Avec Au revoir là-haut, j’ai découvert le papier mâché. Je n’avais jamais travaillé ce matériau et je cherchais à correspondre à l’époque. Comment aurions-nous pu faire des masques en 1918 ? Dans le film, il est censé fabriquer ces masques lui-même. J’ai utilisé cette technique et j’ai trouvé un papier chinois spécial très efficace. Lorsque j’ai débuté, nous utilisions beaucoup de latex. Je l’ai aujourd’hui laissé tomber parce qu’il vieillit plutôt mal. Pour créer des effets de réel, nous faisions des prothèses en mousse de latex ; c’est un appareil que nous faisons mousser, comme les blancs en neige ! Il faut ensuite le mouler et le faire cuire à une certaine température. C’est très précis. J’ai fait quelques prothèses en mousse expansive réservée à cet usage. Cela ressemble à de la mousse de polyuréthane mais un peu plus souple. J’allais investir pour travailler le latex lorsque le silicone est apparu. C’est si simple à travailler et à sculpter, le résultat est si probant ; nous arrivons à obtenir des transparences, c’est translucide et un peu blanc, facile à teinter avec du flocage ou des petits poils de velours que je n’ai pas eu besoin d’investir pour travailler le latex. J’utilise donc du silicone, du plastique qui se thermoforme comme Varaform ou Podiaflex®.
Le cinéma n’est pas du tout comme le théâtre. Les masques font assez peur. Au cinéma, seul compte le cadre, nous ne travaillons pas en 3D. Vous pouvez faire une prise avec un acteur qui a des épingles à nourrice dans le dos, nous ne trichons pas du tout de la même manière. Contrairement au théâtre, et surtout à l’opéra, le confort n’a aucun intérêt. Au théâtre, nous travaillons tous ensemble pour arriver à un but qui est la première. Toutes les énergies se rassemblent. Au cinéma, chaque corps de métier est séparé, chacun est concentré dans son domaine et ne regarde pas ce que font les autres. Au théâtre ou à l’opéra, tu cherches toujours des systèmes pour que cela fonctionne.

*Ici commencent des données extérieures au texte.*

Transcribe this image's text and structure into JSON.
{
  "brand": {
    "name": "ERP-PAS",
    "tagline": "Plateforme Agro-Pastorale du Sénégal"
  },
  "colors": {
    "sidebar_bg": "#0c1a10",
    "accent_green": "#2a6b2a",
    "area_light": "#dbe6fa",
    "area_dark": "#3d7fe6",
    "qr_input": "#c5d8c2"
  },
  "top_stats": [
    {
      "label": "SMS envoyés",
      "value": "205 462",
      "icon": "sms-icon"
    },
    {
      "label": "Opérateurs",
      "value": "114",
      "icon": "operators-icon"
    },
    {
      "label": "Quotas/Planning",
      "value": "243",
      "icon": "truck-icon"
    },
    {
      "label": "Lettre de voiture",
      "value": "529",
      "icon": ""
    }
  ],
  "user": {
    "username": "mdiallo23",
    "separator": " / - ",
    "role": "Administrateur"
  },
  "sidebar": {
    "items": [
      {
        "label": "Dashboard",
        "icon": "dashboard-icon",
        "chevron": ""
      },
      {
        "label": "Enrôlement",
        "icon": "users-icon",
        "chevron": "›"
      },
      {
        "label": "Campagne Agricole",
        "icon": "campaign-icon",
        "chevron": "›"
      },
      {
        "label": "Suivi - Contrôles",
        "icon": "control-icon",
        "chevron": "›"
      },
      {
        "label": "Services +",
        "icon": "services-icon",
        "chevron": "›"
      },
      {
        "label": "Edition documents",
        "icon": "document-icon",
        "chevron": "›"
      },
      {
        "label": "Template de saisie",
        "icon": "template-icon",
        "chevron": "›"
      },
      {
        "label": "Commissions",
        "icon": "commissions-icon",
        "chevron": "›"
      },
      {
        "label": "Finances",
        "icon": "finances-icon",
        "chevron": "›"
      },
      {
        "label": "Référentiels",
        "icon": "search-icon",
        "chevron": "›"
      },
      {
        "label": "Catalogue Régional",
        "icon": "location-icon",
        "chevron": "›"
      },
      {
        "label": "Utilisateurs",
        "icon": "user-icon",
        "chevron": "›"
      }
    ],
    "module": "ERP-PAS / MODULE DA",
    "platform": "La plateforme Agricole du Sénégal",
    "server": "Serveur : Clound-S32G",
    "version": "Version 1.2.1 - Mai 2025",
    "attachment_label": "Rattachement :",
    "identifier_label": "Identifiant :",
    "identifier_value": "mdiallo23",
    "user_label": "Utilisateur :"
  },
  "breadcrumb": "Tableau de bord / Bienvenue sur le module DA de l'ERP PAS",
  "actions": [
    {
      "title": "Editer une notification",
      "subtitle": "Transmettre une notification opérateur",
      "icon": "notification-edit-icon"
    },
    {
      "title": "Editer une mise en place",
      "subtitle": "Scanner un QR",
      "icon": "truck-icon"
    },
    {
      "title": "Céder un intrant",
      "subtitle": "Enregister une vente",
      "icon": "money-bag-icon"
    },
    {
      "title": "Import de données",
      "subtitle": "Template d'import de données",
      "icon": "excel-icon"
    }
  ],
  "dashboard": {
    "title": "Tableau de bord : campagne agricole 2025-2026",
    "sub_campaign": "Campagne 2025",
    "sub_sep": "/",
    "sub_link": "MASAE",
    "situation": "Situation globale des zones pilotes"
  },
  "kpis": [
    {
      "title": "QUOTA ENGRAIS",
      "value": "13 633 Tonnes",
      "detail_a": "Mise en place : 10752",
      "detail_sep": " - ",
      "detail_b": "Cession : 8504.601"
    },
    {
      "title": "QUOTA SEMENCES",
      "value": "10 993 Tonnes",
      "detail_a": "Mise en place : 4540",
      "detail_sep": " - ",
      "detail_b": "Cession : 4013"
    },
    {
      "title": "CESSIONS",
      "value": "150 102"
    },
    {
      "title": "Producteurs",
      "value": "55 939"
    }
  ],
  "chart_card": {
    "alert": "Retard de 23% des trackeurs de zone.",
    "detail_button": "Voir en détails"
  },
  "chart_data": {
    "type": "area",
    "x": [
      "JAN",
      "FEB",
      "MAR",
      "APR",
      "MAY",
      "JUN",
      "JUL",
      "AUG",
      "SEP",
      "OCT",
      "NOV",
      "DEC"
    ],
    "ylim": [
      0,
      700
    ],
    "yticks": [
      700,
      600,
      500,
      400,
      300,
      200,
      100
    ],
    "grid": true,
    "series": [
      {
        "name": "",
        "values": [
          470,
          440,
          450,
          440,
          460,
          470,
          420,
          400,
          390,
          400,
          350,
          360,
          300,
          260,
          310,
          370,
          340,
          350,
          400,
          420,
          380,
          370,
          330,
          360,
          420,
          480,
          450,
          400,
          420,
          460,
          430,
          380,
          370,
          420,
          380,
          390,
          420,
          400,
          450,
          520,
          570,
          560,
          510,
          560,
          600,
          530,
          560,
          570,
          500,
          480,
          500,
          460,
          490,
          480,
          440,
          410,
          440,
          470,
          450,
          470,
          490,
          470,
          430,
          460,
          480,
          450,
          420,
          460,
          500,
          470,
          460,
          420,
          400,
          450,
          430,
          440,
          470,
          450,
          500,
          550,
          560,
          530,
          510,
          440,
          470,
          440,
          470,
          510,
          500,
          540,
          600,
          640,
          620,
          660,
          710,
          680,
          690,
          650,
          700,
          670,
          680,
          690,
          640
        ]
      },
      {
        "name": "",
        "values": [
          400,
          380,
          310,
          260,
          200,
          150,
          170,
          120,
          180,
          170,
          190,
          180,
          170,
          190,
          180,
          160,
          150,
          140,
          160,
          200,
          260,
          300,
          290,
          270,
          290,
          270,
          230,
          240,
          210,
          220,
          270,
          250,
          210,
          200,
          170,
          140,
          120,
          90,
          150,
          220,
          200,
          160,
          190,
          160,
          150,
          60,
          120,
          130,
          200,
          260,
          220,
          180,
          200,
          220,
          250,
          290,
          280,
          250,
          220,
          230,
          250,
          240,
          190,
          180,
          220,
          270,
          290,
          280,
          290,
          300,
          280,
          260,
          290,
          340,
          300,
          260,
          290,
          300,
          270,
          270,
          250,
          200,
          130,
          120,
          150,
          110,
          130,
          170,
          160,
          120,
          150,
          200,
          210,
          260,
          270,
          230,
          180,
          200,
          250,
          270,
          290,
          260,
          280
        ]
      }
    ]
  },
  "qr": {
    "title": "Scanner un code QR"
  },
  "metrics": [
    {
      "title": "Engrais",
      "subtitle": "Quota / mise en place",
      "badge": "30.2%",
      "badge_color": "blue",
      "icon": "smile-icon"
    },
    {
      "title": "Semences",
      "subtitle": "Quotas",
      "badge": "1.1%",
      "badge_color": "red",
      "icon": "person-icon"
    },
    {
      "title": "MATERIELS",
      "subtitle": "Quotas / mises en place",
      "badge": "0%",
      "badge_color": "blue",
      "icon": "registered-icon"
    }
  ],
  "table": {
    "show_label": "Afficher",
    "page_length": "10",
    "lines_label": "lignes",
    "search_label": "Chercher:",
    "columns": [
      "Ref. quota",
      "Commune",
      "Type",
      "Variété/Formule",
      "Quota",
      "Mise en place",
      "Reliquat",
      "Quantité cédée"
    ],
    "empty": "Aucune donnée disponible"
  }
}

Ce ne sont pas les mains qui sont importantes, c’est le cerveau. C’est compliqué pour moi : je commence à être préoccupée par la transmission mais lorsqu’on est autodidacte, on ne se sent pas légitime à transmettre. Lorsque je travaille avec de jeunes gens, je leur dis “essaie de réfléchir, d’inventer et non de faire comme moi”. Célia (sa fille qui nous écoute depuis le début de l’interview en modelant) est la seule que je peux laisser modeler parce que je sais que je peux lui demander de tout refaire sans qu’elle se vexe. Elle dit qu’elle a appris et compris en voyant. J’ai tout appris seule, en bidouillant les matières mais je sais que ce qui fait la différence ce n’est pas la technique mais ce que nous voulons montrer, raconter.